3.Inhibition de l'activité RNase lors de la séparation et de la purification de l'ARN.
Conditions de stockage
Le produit peut être stocké à -25~- 15 ℃, valable 2 ans.
Tampon de stockage
KCl 50 mM, HEPES-KOH 20 mM (pH 7,6, 25 ℃), DTT 8 mM et 50 % de glycérol.
Définition de l'unité
La quantité d'inhibiteur de RNase murine nécessaire pour inhiber de 50 % l'activité de 5 ng de ribonucléase A a été définie comme une unité (U).
Poids moléculaire des protéines
Le poids moléculaire de l'inhibiteur de la RNase murine est de 50 kDa.
Contrôle de qualité
Exonucléase Activité:
40 U d'inhibiteur de RNase murin avec 1 µg d'ADN de digestion λ -Hind III à 37°C pendant 16 heures ne produisent aucune dégradation, comme déterminé par électrophorèse sur gel d'agarose.
Activité endonucléase :
40 U d'inhibiteur de RNase murin avec 1 µg d'ADN λ à 37 °C pendant 16 heures ne produisent aucune dégradation, comme déterminé par électrophorèse sur gel d'agarose.
Entailler Activité:
40 U d'inhibiteur de RNase murin avec 1 µg de pBR322 à 37 °C pendant 16 heures ne produisent aucune dégradation, comme déterminé par électrophorèse sur gel d'agarose.
RNase Activité:
40 U d'inhibiteur de RNase murin avec 1,6 µg d'ARN MS2 pendant 4 h à 37 ℃ ne produit aucune dégradation, comme déterminé par électrophorèse sur gel d'agarose.
E.ADN de coli :
40 U d'inhibiteur de RNase murin sont criblées pour détecter la présence d'ADN génomique d'E. coli en utilisant la qPCR TaqMan avec des amorces spécifiques du locus de l'ARNr 16S d'E. coli.La contamination de l'ADN génomique d'E. coli est ≤ 0,1 pg/40 U.
Notes
1. Une oscillation ou une agitation violente entraînera l'inactivation de l'enzyme.
2. La plage de température optimale de cet inhibiteur était de 25 à 55 ℃ et il a été inactivé à 65 ℃ et plus.

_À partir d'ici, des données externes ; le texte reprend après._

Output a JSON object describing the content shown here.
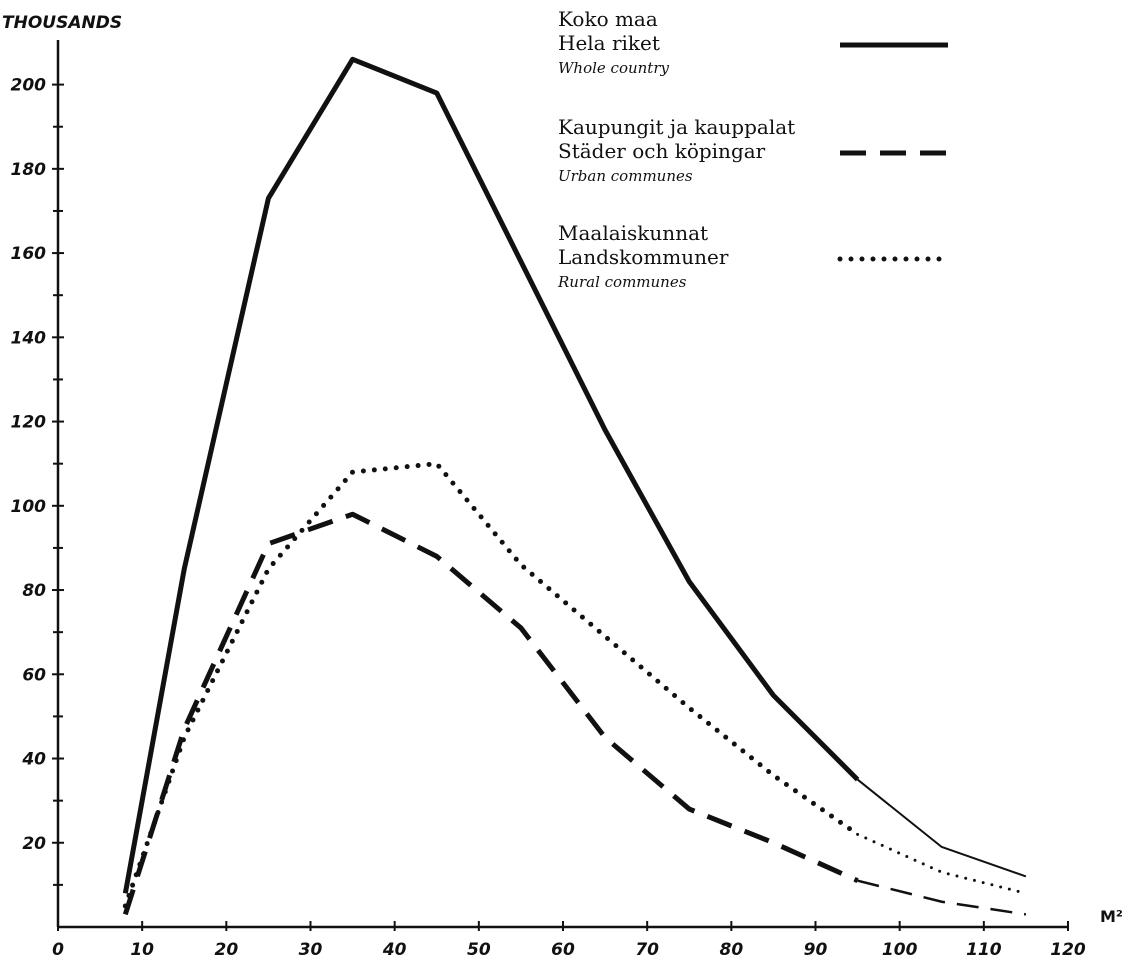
{
  "chart_data": {
    "type": "line",
    "ylabel": "THOUSANDS",
    "xlabel": "M²",
    "xlim": [
      0,
      120
    ],
    "ylim": [
      0,
      210
    ],
    "x_ticks": [
      "0",
      "10",
      "20",
      "30",
      "40",
      "50",
      "60",
      "70",
      "80",
      "90",
      "100",
      "110",
      "120"
    ],
    "y_ticks": [
      "20",
      "40",
      "60",
      "80",
      "100",
      "120",
      "140",
      "160",
      "180",
      "200"
    ],
    "grid": false,
    "legend_placement": "top-right",
    "x": [
      8,
      15,
      25,
      35,
      45,
      55,
      65,
      75,
      85,
      95,
      105,
      115
    ],
    "series": [
      {
        "name": "Koko maa",
        "name_sv": "Hela riket",
        "name_en": "Whole country",
        "style": "solid",
        "values": [
          8,
          85,
          173,
          206,
          198,
          158,
          118,
          82,
          55,
          35,
          19,
          12
        ]
      },
      {
        "name": "Kaupungit ja kauppalat",
        "name_sv": "Städer och köpingar",
        "name_en": "Urban communes",
        "style": "dashed",
        "values": [
          3,
          47,
          91,
          98,
          88,
          71,
          45,
          28,
          20,
          11,
          6,
          3
        ]
      },
      {
        "name": "Maalaiskunnat",
        "name_sv": "Landskommuner",
        "name_en": "Rural communes",
        "style": "dotted",
        "values": [
          5,
          45,
          85,
          108,
          110,
          86,
          69,
          52,
          36,
          22,
          13,
          8
        ]
      }
    ]
  }
}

3. Les activités de la RNase H, de la RNase 1 et de la RNase T1 n'ont pas été inhibées par l'inhibiteur de la RNase murine.
4. L'inhibition de l'activité de la RNase a été constatée dans une large plage de pH (les pH 5 à 9 étaient tous actifs) et l'activité la plus élevée a été observée à pH 7 à 8.

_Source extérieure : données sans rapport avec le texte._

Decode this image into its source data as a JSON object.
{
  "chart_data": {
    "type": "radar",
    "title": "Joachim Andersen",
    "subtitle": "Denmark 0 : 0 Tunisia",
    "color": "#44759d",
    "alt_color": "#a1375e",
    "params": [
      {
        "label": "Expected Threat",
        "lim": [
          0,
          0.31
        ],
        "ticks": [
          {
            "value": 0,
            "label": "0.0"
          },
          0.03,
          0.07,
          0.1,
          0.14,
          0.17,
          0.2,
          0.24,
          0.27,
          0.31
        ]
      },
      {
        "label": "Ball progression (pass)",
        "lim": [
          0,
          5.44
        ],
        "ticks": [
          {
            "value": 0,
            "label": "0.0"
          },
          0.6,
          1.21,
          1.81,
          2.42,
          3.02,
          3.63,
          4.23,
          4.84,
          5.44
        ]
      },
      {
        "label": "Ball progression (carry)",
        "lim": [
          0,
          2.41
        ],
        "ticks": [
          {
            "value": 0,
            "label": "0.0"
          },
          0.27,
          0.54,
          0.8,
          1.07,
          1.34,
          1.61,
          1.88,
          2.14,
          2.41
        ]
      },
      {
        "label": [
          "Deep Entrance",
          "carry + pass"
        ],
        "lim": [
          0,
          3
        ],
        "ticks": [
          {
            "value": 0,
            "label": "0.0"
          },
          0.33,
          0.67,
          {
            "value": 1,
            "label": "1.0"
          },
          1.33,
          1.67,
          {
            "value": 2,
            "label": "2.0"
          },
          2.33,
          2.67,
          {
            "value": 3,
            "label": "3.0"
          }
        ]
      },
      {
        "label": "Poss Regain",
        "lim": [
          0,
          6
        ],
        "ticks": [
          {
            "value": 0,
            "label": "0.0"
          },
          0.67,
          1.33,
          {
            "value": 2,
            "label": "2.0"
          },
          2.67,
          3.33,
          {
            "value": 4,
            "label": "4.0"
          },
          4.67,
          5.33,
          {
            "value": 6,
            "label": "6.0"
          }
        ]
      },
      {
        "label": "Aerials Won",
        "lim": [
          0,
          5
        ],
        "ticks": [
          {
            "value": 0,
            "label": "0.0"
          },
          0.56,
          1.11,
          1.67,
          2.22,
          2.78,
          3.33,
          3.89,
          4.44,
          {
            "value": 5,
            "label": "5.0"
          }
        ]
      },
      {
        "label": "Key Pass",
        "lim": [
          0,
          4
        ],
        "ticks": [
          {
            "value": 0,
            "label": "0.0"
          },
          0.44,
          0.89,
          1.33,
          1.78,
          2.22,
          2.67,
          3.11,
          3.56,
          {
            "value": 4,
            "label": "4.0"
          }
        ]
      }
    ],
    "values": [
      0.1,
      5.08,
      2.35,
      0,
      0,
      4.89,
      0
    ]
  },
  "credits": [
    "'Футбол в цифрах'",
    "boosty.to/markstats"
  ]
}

5.Étant donné que les ribonucléases conservent généralement leur activité dans des conditions dénaturantes, il faut veiller à éviter de dénaturer les molécules d'inhibiteur de RNase qui se sont complexées avec une ribonucléase.Pour éviter la libération de ribonucléase active, les températures supérieures à 50 °C et les concentrations élevées d'urée ou d'autres agents dénaturants doivent être évitées.